Sunday, April 16, 2006

Travisalm part three

The years of Travisalm in my life left alot of battle scars on me and those around me. Although if you looked at me from the exteroir alot of non believers thought I was ontop of the world, and in some ways I was, but in all the wrong places. I was very succesful in bussniss or rather very succesful in getting lots of bussniss, I could of and did in alot of cases worked around the clock, all my employees loved working for me, I had the abililty to genarate all kinds of money, but........ Really I could not handle all that money, sure could make it but we didn't keep it very long. In alot of ways I couldn't manage a two hole outhouse. I drank like a fish to deal with all the stress of it. My home life was a mess, and I didn't know how to make it any better other then throw money at it. I was emotionaly anept, I never cried, laughed, or really let my self have any joy I was all bussniss. I remember my favrote saying to my wife was; Feelings don't mean a thing in the real world, grow up! Inside Trav's world there was a torn to peices little boy crying his brains out, but I kept him so stomped down the only time you ever saw him was if I was really drunk and I would useally end up crying my eyes out. It's kind of funny My wife hated my drinking but the only time we would ever be able to connect on a emotional level was the few times a year when I would get so drunk I would let the "wall" down, and belive it or not she would like that a lil; but I don't suggest it to any one with a wall problem like I had, it takes thosends of dollers and alot of pain on everyones part and the chances of it working is a bout 1000000 to 1.
In Travisalm my life spirled out of control, every day was a crisis. Everyday I would come closser to the edge of no return. Everyday little by little my morals would dilute. Everyday I would come closer to the flames of hell. I Had became a "hell yeah" man, I didn't stand for anything anymore If you asked anything from me no matter what it was "hell yeah" I would do it. There where alot of people working against me but I thought they where working for me. Its hard to belive that a six foot 280 lb. man could be manipulated by any one but I was like a 280 lb. sack of clay, all for the money. I was probley the ugliest prostatute there was ,hooker for hire, thats about all I was. If they where a paying I would do anything.

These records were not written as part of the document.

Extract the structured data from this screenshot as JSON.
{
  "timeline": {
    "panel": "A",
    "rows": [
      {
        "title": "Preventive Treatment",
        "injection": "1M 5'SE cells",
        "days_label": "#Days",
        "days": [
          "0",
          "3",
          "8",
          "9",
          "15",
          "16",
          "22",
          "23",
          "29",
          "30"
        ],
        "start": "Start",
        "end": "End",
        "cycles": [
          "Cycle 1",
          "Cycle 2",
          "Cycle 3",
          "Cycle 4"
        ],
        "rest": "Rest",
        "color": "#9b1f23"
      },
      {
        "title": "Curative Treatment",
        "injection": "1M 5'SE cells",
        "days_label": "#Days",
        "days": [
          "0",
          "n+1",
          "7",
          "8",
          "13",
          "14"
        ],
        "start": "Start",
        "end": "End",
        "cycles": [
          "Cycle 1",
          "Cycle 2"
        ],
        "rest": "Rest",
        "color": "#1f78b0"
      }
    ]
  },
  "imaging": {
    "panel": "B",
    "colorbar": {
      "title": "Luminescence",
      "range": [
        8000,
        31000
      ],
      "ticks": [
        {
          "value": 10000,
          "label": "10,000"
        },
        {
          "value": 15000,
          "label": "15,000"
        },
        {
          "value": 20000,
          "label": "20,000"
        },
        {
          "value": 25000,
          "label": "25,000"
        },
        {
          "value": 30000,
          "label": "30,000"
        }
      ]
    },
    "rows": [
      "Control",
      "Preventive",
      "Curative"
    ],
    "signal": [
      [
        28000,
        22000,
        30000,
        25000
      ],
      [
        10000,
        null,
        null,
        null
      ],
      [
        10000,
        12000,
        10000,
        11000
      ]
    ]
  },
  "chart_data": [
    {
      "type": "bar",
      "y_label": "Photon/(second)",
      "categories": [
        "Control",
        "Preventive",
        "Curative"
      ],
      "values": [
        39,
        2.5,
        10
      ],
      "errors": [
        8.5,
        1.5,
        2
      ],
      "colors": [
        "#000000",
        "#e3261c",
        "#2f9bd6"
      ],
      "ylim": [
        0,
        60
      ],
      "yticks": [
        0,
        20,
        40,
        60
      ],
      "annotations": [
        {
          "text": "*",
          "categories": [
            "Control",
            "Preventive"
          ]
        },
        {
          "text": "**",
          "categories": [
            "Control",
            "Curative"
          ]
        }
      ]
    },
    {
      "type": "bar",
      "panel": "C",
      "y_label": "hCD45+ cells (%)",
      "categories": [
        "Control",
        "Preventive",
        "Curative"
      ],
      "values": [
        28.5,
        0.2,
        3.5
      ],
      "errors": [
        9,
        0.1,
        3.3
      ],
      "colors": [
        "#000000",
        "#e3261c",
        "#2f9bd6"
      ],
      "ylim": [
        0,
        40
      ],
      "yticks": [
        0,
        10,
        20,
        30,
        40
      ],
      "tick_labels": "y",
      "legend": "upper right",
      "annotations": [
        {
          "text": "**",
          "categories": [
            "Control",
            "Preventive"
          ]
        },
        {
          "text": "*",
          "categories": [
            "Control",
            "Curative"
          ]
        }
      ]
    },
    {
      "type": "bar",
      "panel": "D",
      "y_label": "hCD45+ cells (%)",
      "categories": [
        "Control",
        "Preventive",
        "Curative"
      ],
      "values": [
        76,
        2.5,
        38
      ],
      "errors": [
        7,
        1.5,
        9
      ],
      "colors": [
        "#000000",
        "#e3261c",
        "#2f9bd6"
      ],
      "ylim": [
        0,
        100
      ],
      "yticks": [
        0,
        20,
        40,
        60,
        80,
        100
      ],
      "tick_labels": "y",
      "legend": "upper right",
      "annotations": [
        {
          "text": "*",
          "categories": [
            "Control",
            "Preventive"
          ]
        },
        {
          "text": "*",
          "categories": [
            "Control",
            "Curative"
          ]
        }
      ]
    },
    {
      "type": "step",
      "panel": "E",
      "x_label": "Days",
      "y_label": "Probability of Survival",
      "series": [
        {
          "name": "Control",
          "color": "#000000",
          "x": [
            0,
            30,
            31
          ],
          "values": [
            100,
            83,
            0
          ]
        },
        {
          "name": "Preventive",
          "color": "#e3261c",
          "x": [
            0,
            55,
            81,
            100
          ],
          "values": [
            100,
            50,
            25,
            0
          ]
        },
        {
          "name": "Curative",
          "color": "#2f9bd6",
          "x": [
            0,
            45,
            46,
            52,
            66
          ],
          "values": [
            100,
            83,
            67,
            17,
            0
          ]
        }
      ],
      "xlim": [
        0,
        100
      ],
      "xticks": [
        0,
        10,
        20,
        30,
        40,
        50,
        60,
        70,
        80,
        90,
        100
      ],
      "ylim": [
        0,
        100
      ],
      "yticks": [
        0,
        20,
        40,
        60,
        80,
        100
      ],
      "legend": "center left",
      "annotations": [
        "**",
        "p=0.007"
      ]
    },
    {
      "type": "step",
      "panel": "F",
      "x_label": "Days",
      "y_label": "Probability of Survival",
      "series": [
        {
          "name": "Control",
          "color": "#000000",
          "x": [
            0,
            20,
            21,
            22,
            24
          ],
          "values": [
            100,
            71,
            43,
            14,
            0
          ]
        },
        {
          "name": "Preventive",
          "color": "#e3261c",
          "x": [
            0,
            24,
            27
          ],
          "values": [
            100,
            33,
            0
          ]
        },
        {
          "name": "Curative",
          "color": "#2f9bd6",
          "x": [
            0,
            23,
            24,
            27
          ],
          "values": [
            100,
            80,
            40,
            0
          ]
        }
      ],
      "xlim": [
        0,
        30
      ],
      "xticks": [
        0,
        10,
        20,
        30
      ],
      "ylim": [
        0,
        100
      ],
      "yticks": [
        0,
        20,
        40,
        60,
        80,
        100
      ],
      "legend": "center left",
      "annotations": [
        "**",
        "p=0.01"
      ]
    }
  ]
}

Then it all came crashing down, the glass house I was living in was shattered in a milloin peices, all over from Hanna to Tabor, from Calgary to Medicine Hat. My faimily was gone, I was the poorest richman you ever saw. For a while I carried on with Travisalm, But Appleton's couldn't distle fast enough to drowned that little boy, That little boy was thrown a life preserver and a bull horn from a little lady named Linda Hancock, she planted a seed of christ in me, she is a real good farmer, she could grow a 120 busl/acre barley crop in antartica I think. I was living in my shop like a animal, I pulled away from socity, I didn't want to drink anymore, but I did out of habit but it was different now with every drink I took that little boy would be on his bull horn saying "Why are you drinking!" I was chatting on the internet with this girl named "hellspawnsmom" . We would chat for hours everday all day and into the night. We would argue like we where marreied and joined at the hip for 6 yrs. With her incouragement Elana and I started seeing eachother again. The first time we meet was like the very first time we meet yrs ago, I loved her more then ever............................................
In the ending of the Simpson's episode where Homer started his own Religoin, Homer is in a firey enferno, started by his own doing ( he passed out at 11 in the morning on a sunday while smoking a cigar ) and he is saved by the very people he ridiculed; the Christions.
I can relate to Homer there, I was in the same boat he was in and the only thing that saved me was Gods grace. Once I gave my heart to Jesus Its been all " UP " hill, I havn't looked back, except to laugh at how stupid I was, I'm now the richest poorman you ever saw.